Ben Shahar defines happiness, then applies it in three spheres (work, education, relationships), and finally meditates on various tools for happiness such as self-interest (find and then do what you love), happiness boosters (what picks you up when you're down), and imagination (if you can see it, you can achieve it).
Perhaps his greatest contribution here is his examination of his own coming to understand what happiness means for him. First, he finds that happiness is a pursuit. My husband says there is no such thing as happiness. He believes that happiness is a by-product of nourishing relationships, challenging work, and good health. We pursue relationships, health, and work throughout our lives but may not ever reach a state of having "achieved" them.
Ben Shahar found that in his early athletic achievements there was a combination--a necessary pairing of both pleasure and challenge--for the feeling of happiness to exist. And he found that his achievement of a goal, even an important one, resulted in only a fleeting sense of happiness. A new car, a trophy for achieving the highest sales this month, or even a new baby, cause momentary joy. He and I do not minimize this joy. However, the car gets 17 miles to the gallon, someone else has higher sales figures next month, and the baby poops and cries.

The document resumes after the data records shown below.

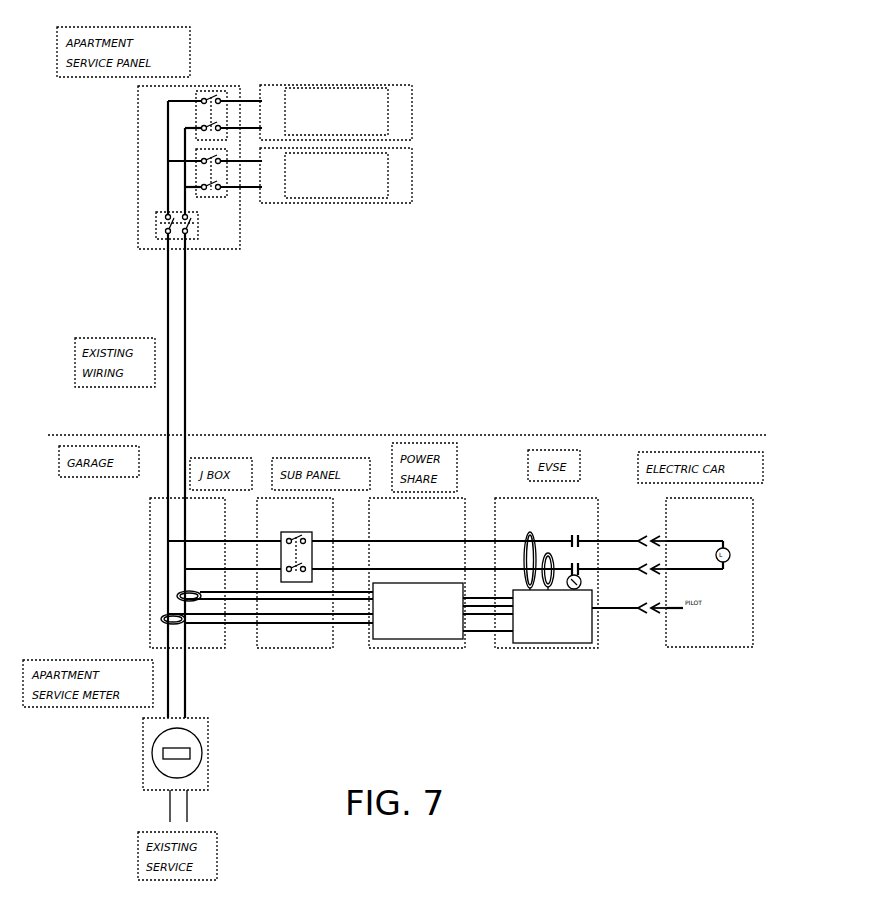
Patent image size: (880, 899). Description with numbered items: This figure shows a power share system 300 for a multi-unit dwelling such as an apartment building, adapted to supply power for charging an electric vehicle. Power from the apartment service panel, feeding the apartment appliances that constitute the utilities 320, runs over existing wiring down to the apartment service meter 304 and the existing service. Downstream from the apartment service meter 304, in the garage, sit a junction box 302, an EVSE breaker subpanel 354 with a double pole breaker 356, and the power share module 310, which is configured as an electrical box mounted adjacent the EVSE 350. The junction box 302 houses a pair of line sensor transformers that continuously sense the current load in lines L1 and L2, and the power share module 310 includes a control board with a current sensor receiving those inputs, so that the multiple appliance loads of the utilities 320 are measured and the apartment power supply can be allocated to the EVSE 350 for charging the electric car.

The power share system 300 is at (478, 232).
The junction box 302 is at (150, 533).
The apartment service meter 304 is at (208, 750).
The power share module 310 is at (395, 648).
The utilities 320 is at (420, 120).
The EVSE 350 is at (527, 648).
The EVSE breaker subpanel 354 is at (312, 546).
The double pole breaker 356 is at (288, 531).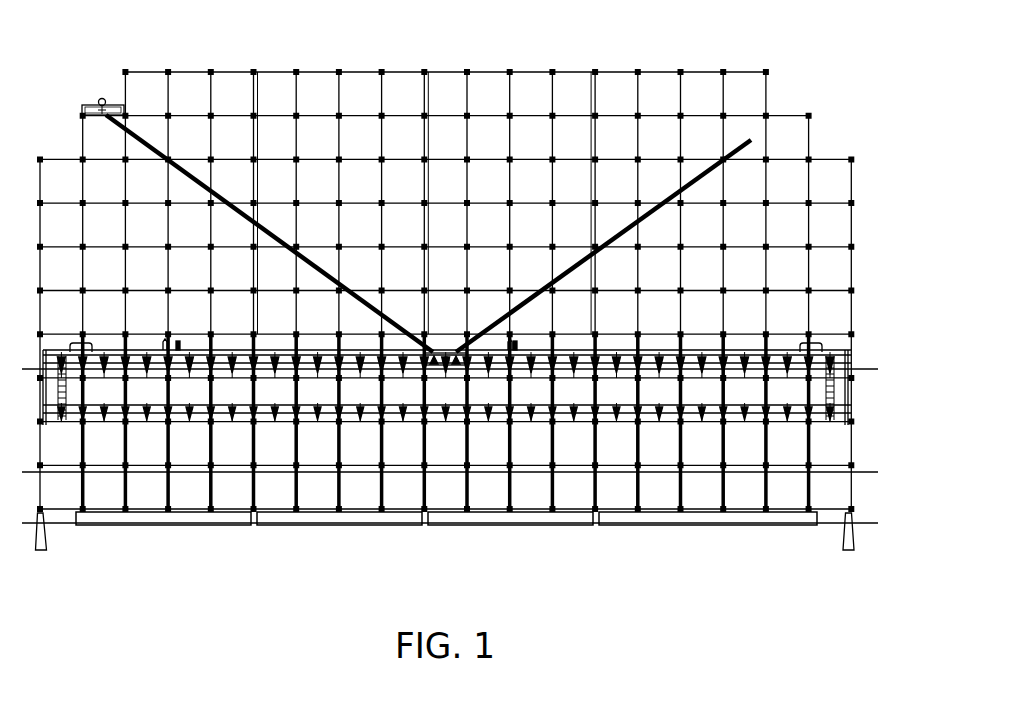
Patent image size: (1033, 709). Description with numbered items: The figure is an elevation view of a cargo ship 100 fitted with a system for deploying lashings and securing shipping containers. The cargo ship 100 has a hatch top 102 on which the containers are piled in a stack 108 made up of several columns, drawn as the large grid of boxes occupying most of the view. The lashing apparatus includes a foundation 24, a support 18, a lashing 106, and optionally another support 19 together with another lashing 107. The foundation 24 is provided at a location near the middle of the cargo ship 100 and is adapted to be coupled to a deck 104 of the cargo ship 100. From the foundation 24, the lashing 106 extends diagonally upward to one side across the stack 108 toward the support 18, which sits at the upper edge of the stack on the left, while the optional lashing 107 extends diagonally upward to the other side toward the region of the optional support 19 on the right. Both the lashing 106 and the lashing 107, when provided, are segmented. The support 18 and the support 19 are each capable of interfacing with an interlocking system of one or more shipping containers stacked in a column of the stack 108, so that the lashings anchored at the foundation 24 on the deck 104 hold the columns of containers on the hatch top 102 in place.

The cargo ship 100 is at (482, 285).
The hatch top 102 is at (866, 523).
The deck 104 is at (870, 369).
The lashing 106 is at (292, 249).
The another lashing 107 is at (672, 196).
The stack 108 is at (406, 92).
The support 18 is at (100, 102).
The another support 19 is at (780, 101).
The foundation 24 is at (445, 345).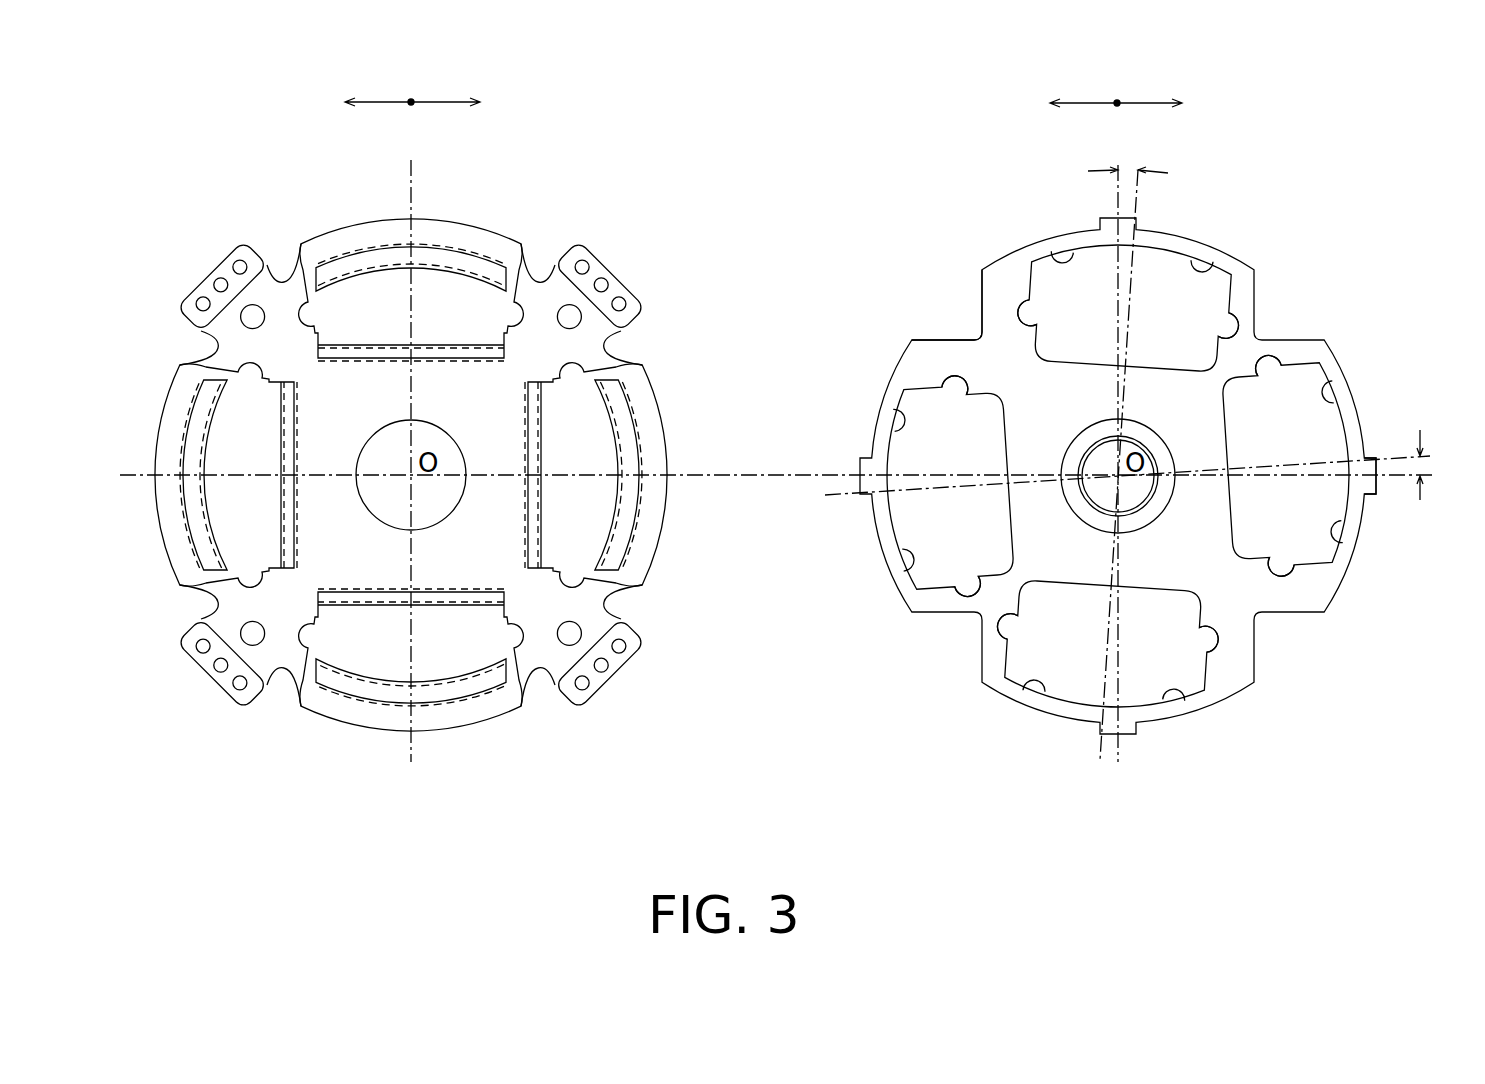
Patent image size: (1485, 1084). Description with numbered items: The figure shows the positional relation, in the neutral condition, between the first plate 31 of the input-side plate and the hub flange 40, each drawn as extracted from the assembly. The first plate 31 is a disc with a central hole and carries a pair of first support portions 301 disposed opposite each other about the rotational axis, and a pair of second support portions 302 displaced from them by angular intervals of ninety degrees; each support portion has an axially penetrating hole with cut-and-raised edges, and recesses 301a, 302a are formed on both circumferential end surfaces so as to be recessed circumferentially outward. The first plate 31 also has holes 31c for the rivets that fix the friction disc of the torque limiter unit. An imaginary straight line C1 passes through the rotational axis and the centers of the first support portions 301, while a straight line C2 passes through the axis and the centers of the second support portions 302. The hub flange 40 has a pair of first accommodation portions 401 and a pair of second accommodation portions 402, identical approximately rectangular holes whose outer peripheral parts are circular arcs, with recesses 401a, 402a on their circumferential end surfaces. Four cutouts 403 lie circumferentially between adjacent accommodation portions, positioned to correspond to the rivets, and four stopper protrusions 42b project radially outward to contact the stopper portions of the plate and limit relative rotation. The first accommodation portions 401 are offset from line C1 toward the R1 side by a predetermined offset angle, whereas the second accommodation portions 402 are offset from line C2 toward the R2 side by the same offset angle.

The first plate 31 is at (577, 163).
The first support portions 301 is at (358, 287).
The recesses 301a is at (330, 292).
The second support portions 302 is at (638, 457).
The recesses 302a is at (596, 390).
The holes 31c is at (575, 318).
The hub flange 40 is at (1243, 188).
The first accommodation portions 401 is at (1212, 265).
The recesses 401a is at (1042, 282).
The second accommodation portions 402 is at (1325, 405).
The recesses 402a is at (1290, 366).
The cutouts 403 is at (970, 313).
The stopper protrusions 42b is at (1372, 488).
The straight line C1 is at (428, 185).
The straight line C2 is at (768, 471).
The first side in rotational direction R1 is at (802, 86).
The second side in rotational direction R2 is at (729, 86).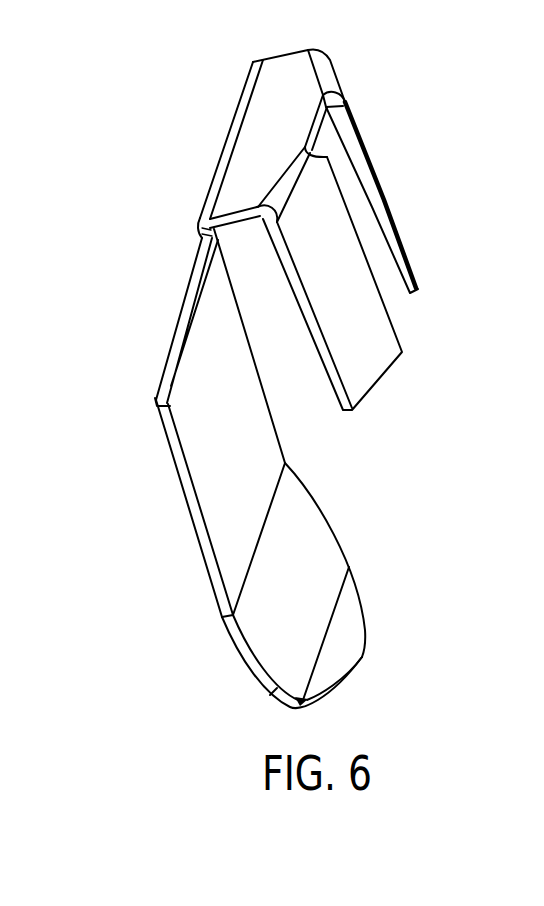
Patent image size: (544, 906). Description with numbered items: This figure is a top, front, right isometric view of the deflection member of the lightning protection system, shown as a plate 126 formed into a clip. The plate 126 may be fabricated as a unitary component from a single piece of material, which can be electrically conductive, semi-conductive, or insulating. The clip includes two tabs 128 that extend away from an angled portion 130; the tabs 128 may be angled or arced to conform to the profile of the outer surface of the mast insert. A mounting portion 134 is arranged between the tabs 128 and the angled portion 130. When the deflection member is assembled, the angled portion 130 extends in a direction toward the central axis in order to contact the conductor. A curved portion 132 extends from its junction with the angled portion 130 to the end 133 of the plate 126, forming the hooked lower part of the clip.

The plate 126 is at (384, 60).
The tabs 128 is at (385, 196).
The angled portion 130 is at (178, 322).
The curved portion 132 is at (247, 672).
The end 133 is at (362, 657).
The mounting portion 134 is at (279, 136).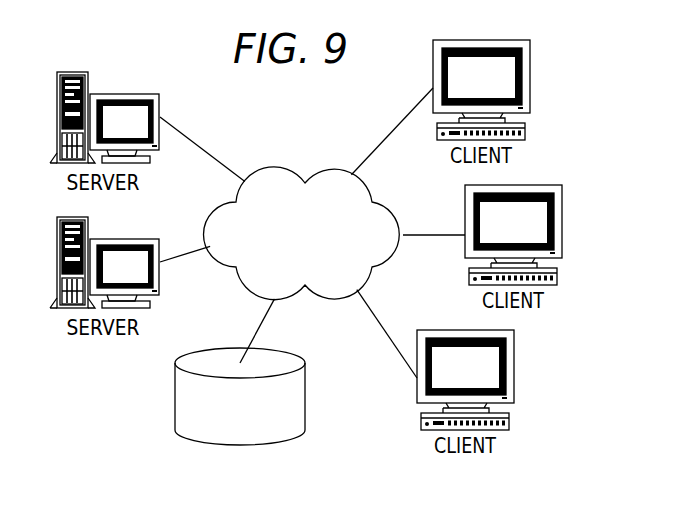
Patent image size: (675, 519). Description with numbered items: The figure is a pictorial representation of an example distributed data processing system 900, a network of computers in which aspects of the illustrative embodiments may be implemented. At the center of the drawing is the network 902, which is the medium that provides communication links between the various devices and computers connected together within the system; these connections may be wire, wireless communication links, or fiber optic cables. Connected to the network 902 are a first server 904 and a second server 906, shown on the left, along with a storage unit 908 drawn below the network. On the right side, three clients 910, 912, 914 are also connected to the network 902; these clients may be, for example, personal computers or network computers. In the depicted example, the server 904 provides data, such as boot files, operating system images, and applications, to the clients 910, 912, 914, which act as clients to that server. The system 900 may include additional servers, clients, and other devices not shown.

The distributed data processing system 900 is at (133, 380).
The network 902 is at (274, 168).
The server 904 is at (122, 94).
The server 906 is at (122, 239).
The storage unit 908 is at (305, 385).
The client 910 is at (530, 80).
The client 912 is at (563, 228).
The client 914 is at (513, 375).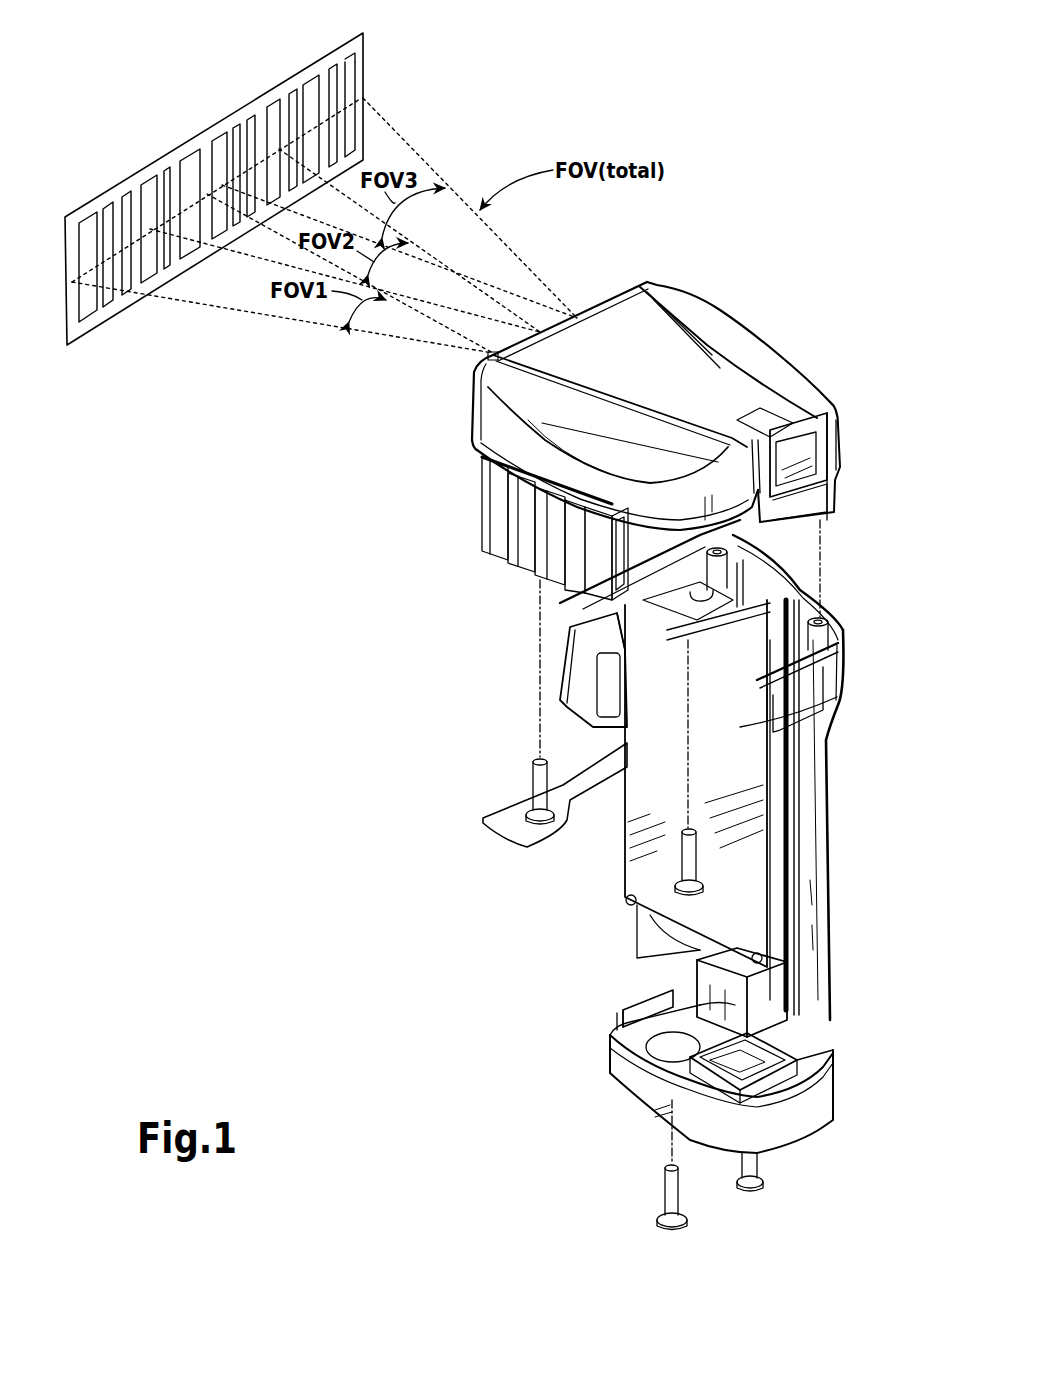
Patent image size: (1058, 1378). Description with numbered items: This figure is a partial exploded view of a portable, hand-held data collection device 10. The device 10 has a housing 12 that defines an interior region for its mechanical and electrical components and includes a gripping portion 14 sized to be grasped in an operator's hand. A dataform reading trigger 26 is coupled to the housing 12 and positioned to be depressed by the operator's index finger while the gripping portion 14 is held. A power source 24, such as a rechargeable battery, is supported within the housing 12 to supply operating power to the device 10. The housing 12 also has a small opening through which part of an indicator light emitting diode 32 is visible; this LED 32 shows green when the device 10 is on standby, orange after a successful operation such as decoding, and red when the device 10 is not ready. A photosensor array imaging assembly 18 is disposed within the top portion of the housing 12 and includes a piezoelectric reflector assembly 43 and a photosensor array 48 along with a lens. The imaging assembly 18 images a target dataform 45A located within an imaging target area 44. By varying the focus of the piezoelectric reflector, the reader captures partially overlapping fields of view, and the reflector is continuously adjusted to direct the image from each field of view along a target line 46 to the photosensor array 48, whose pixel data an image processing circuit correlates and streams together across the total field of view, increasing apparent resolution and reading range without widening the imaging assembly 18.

The portable data collection device 10 is at (766, 312).
The housing 12 is at (840, 753).
The gripping portion 14 is at (810, 877).
The photosensor array imaging assembly 18 is at (499, 508).
The power source 24 is at (767, 1000).
The dataform reading trigger 26 is at (583, 690).
The indicator light emitting diode 32 is at (790, 457).
The piezoelectric reflector assembly 43 is at (493, 528).
The imaging target area 44 is at (153, 160).
The target dataform 45A is at (363, 40).
The target line 46 is at (360, 93).
The photosensor array 48 is at (627, 543).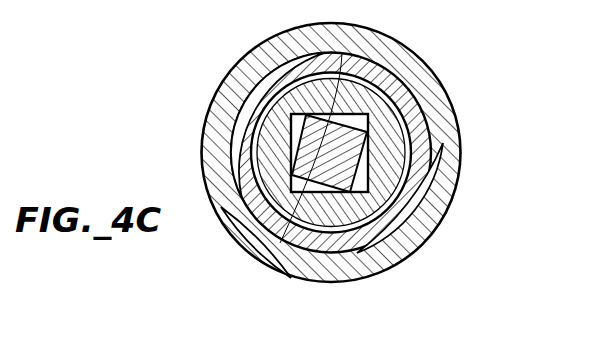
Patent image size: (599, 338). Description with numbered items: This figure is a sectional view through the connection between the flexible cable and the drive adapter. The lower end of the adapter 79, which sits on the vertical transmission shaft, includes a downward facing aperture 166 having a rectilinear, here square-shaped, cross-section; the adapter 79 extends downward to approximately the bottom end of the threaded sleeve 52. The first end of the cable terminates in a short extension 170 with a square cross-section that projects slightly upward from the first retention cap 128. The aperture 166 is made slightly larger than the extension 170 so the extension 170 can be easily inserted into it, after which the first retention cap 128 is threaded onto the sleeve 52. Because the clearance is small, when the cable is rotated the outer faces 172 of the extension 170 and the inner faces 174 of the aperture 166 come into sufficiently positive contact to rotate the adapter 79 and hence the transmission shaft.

The threaded sleeve 52 is at (393, 87).
The adapter 79 is at (387, 182).
The first retention cap 128 is at (367, 270).
The aperture 166 is at (297, 120).
The extension 170 is at (333, 52).
The outer faces 172 is at (282, 258).
The inner faces 174 is at (297, 134).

Longer lasting joyfulness takes awareness, gratitude (see my review of Thanks!) and the consistent balancing of pleasure (good food, physical intimacy, a great novel) and challenge (losing 15 pounds, writing the next chapter of your book, building the skills to be a better manager or teacher). Happiness is a constant state--of becoming.
~ Sara Orem
Postscript: This is Sara's second review for A Love Affair with Books; she had previously reviewed Thanks! for us.
Our guest reviewer Sara Orem is an executive coach, lead author of Appreciative Coaching: A Positive Process for Change, and a professor of management at Capella University. She is interested in all of the positive ways by which we become happier, more peaceful, and more confident people.
Visit Sara at her website: www.saraorem.com.

Sara, thanks for this. "Happiness is a constant state--of becoming" how true! how true!
I had a good work week culminating in a couple of key presentations so I finished the week happy that we (the whole team, I do not work alone) had made great progress. Sitting this morning catching up on reading and preparing my book review for next week, an email arrives alerting me of a relative whose hospital stay is taking a turn for the worse as the recent operation apparently is not healing due to some "flesh eating bacteria".
Life is a challenge and not always in our control. The one thing we can control is our response to it. Tim Sanders provides some advice from Stanley Marcus to be "emotionally attractive". That can start from being happy!
Tim's video with this advice is at
http://youtube.com/watch?v=brMGYPfcd40
Posted by: Steve Sherlock | March 15, 2008 at 03:28 AM
I just read (scanned) the book yesterday. A timely review and I found a lot of small gems and useful activities in the book. I enjoyed his meditation and the section on meaning, purpose, and strength. Good for Tal Ben-Shahar to bring happiness to Harvard. Thanks for the review, there is a lot of good work coming out of Positive Psychology and some of the work of Martin Seligman.